With the Stoke City defenders getting more tired as the game continued, Johnson tormented them with a barrage of strength and pace.
In this example, I’ve illustrated Johnson’s run as he picks up a Yossi Benayoun pass to the right into a very good goalscoring opportunity for himself out of nothing.
He has this ability to keep the ball close to his feet and invite defenders to run with him towards goal.
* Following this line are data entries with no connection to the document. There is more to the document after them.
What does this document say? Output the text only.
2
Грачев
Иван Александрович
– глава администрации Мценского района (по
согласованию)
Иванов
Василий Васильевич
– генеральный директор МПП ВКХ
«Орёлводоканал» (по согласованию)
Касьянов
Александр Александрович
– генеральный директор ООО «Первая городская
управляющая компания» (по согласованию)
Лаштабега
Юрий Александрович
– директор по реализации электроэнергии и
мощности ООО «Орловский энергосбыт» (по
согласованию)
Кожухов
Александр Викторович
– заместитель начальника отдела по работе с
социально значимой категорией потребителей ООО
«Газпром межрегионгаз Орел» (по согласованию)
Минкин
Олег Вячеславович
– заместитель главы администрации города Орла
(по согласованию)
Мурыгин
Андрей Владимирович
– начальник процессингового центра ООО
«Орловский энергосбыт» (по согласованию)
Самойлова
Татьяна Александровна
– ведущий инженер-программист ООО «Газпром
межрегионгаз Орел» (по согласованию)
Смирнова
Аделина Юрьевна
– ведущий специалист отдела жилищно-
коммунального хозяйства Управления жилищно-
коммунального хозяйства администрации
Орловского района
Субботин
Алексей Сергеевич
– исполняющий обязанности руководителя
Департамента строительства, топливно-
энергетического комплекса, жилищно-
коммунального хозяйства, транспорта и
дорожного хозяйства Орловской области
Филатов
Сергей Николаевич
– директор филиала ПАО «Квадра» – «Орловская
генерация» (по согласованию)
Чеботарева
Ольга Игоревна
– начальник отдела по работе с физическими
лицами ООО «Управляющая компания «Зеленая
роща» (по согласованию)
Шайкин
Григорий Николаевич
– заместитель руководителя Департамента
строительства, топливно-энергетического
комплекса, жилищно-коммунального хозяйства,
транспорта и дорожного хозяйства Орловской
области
His determination and speed allowed him to cut inside at ease, take the ball away from his marker and open up an opportunity for a low left-foot shot on goal which Sorenson did well to save.
It was a performance full of confidence a delight to see him causing so many problems down our right side.
Tactically it allows Kuyt to be relieved of more of his playmaking pressures and push up to join Torres up front as a lurking striker ready to pounce on these balls into the box.
He also appears a very intelligent player and in this final example, he gave himself a helping hand in the build-up to his goal, and Liverpool’s second of the night.
Here he is standing in front of Stoke goalkeeper Sorenson as Steven Gerrard delivers his corner just before half-time with Liverpool 1-0 up.
He’s blocking Sorenson’s vision and causing him confusion and disorientation as Kuyt meets the corner with a firm header that the keeper could only parry and Johnson was there to turn in the re-bound and the Reds go into half-time with a comfortable 2-0 lead over the visitors.
There’s definitely still room for improvement in his crossing ability and his ability as a defender seems yet untested in a Liverpool shirt, but it feels like there’s something special happening on our usually quiet right wing.